Alexa Traffic Ranking: Drudge Report vs. RealClearPolitics

Wow. Now that’s a mighty steep fall for a website that once almost brought down a president, yadda yadda yadda. Now, I’m sure his influence remains greater than his traffic; after all, Washington journalists are still reading his website out of sheer inertia. As recently as September 2006, “Gang of 500″ coiner Mark Halperin said “Drudge rules our world,” which pretty much sums it up. Meanwhile, RCP has had a strong 2008, even if their traffic only spikes around the elections (David noted the first, biggest spike was election night 2004 when the site was a destination for leaked exit polls).

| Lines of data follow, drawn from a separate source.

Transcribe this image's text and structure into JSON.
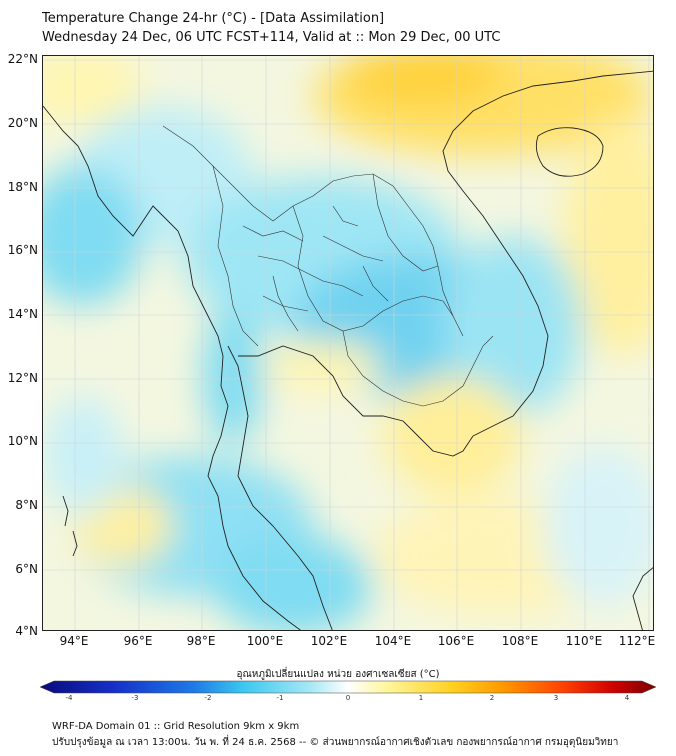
{
  "header": {
    "title_line_1": "Temperature Change 24-hr (°C) - [Data Assimilation]",
    "title_line_2": "Wednesday 24 Dec, 06 UTC FCST+114, Valid at :: Mon 29 Dec, 00 UTC"
  },
  "map": {
    "lat_labels": [
      "22°N",
      "20°N",
      "18°N",
      "16°N",
      "14°N",
      "12°N",
      "10°N",
      "8°N",
      "6°N",
      "4°N"
    ],
    "lon_labels": [
      "94°E",
      "96°E",
      "98°E",
      "100°E",
      "102°E",
      "104°E",
      "106°E",
      "108°E",
      "110°E",
      "112°E"
    ],
    "lat_range": [
      4,
      22
    ],
    "lon_range": [
      93,
      112.2
    ]
  },
  "colorbar": {
    "title": "อุณหภูมิเปลี่ยนแปลง หน่วย องศาเซลเซียส (°C)",
    "ticks": [
      "-4",
      "-3",
      "-2",
      "-1",
      "0",
      "1",
      "2",
      "3",
      "4"
    ],
    "min": -4,
    "max": 4,
    "colors": [
      "#0a0a7a",
      "#1530c8",
      "#1e7ae6",
      "#3cc8f0",
      "#a8e8f5",
      "#ffffff",
      "#fff7a0",
      "#ffd020",
      "#ff9a00",
      "#ff4000",
      "#d00000",
      "#7a0000"
    ]
  },
  "footer": {
    "line_1": "WRF-DA Domain 01 :: Grid Resolution 9km x 9km",
    "line_2": "ปรับปรุงข้อมูล ณ เวลา 13:00น. วัน พ. ที่ 24 ธ.ค. 2568 -- © ส่วนพยากรณ์อากาศเชิงตัวเลข กองพยากรณ์อากาศ กรมอุตุนิยมวิทยา"
  }
}
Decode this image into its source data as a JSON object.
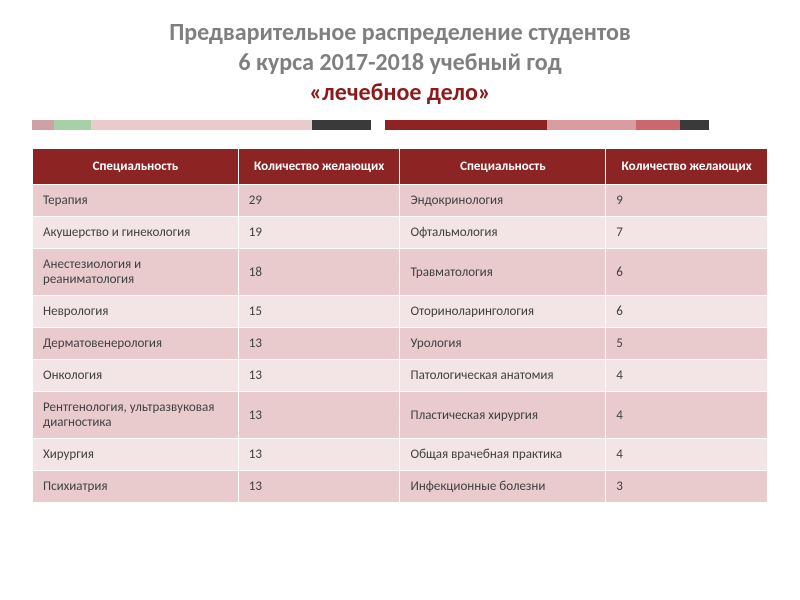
{
  "title": {
    "line1": "Предварительное распределение студентов",
    "line2": "6 курса 2017-2018 учебный год",
    "highlight": "«лечебное дело»"
  },
  "divider": {
    "segments": [
      {
        "color": "#cfa1a6",
        "width": 3
      },
      {
        "color": "#a8d0a8",
        "width": 5
      },
      {
        "color": "#e9cbce",
        "width": 30
      },
      {
        "color": "#3a3a3a",
        "width": 8
      },
      {
        "color": "#ffffff",
        "width": 2
      },
      {
        "color": "#8d2424",
        "width": 22
      },
      {
        "color": "#d89ca1",
        "width": 12
      },
      {
        "color": "#c9686e",
        "width": 6
      },
      {
        "color": "#3a3a3a",
        "width": 4
      },
      {
        "color": "#ffffff",
        "width": 8
      }
    ]
  },
  "table": {
    "headers": {
      "spec": "Специальность",
      "count": "Количество желающих"
    },
    "header_bg": "#8d2424",
    "header_fg": "#ffffff",
    "row_odd_bg": "#e9cbce",
    "row_even_bg": "#f3e4e5",
    "fontsize": 13,
    "rows": [
      {
        "spec1": "Терапия",
        "count1": "29",
        "spec2": "Эндокринология",
        "count2": "9"
      },
      {
        "spec1": "Акушерство и гинекология",
        "count1": "19",
        "spec2": "Офтальмология",
        "count2": "7"
      },
      {
        "spec1": "Анестезиология и реаниматология",
        "count1": "18",
        "spec2": "Травматология",
        "count2": "6"
      },
      {
        "spec1": "Неврология",
        "count1": "15",
        "spec2": "Оториноларингология",
        "count2": "6"
      },
      {
        "spec1": "Дерматовенерология",
        "count1": "13",
        "spec2": "Урология",
        "count2": "5"
      },
      {
        "spec1": "Онкология",
        "count1": "13",
        "spec2": "Патологическая анатомия",
        "count2": "4"
      },
      {
        "spec1": "Рентгенология, ультразвуковая диагностика",
        "count1": "13",
        "spec2": "Пластическая хирургия",
        "count2": "4"
      },
      {
        "spec1": "Хирургия",
        "count1": "13",
        "spec2": "Общая врачебная практика",
        "count2": "4"
      },
      {
        "spec1": "Психиатрия",
        "count1": "13",
        "spec2": "Инфекционные болезни",
        "count2": "3"
      }
    ]
  }
}
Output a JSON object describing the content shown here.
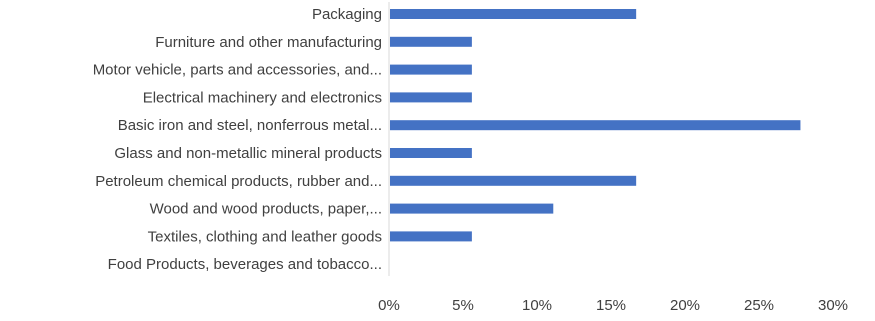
{
  "chart_data": {
    "type": "bar",
    "orientation": "horizontal",
    "categories": [
      "Packaging",
      "Furniture and other manufacturing",
      "Motor vehicle, parts and accessories, and...",
      "Electrical machinery and electronics",
      "Basic iron and steel, nonferrous metal...",
      "Glass and non-metallic mineral products",
      "Petroleum chemical products, rubber and...",
      "Wood and wood products, paper,...",
      "Textiles, clothing and leather goods",
      "Food Products, beverages and tobacco..."
    ],
    "values": [
      16.7,
      5.6,
      5.6,
      5.6,
      27.8,
      5.6,
      16.7,
      11.1,
      5.6,
      0
    ],
    "xlim": [
      0,
      30
    ],
    "xticks": [
      0,
      5,
      10,
      15,
      20,
      25,
      30
    ],
    "xtick_labels": [
      "0%",
      "5%",
      "10%",
      "15%",
      "20%",
      "25%",
      "30%"
    ],
    "title": "",
    "xlabel": "",
    "ylabel": "",
    "grid": false,
    "legend": false,
    "bar_color": "#4472C4",
    "axis_color": "#D9D9D9"
  }
}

Back in the office this afternoon, I decided to look up another site often compared to Drudge, especially at the outset in early 2005. This one surprised me even more:

Alexa Traffic Ranking: Drudge Report vs. Huffington Post

Surprising? Yes, at least if you remember how ubiquitious the Drudge Report once was. But let’s take a few things into consideration: for one, there is much, much more content on Huffington Post. The above chart is measured in page views, and every time someone clicks from the front page of HuffPo to Eat the Press or Nora Ephron’s latest Dear Jane letter to Hillary Clinton, that counts as another. Drudge meanwhile has just one page, and if my clicking habits are representative of others’, the tendency is to click on a story, hit the Back button, click again, go Back, etc. On many browsers, each subsequent view may draw upon the local cache and not register another hit for Drudge. Then again, he’s enabled that insidious technique known as auto-refresh, so if you accidentally leave his page open for any length of time, it will reload however often

    var timer = setInterval(”autoRefresh()”, 1000 * 60 * 3);
    function autoRefresh(){self.location.reload(true);}

is. Another thing to consider: Huffington’s numbers are nowhere near Drudge’s at the peak, and it’s highly unlikely she ever will — unless maybe she manages to bring down another President Clinton. (And I wouldn’t count on it.) Like M*A*S*H vs. American Idol or Star Wars Kid vs. Leave Britney Alone, there is too much competition for eyeballs, with the advent of cable television and YouTube respectively, for new programming to outperform the old.

And, clicking around a bit more, I realize I am not the first to note Arianna’s upset: Kara Swisher at All Things Digital first noted it about two weeks ago. But you know how it is. Too much demand on our attention to see everything we’d like.

P.S. Come on, Alexa. Why can’t I embed more than one of your charts on a page? The screen caps look terrible when I shrink them them to fit the column width.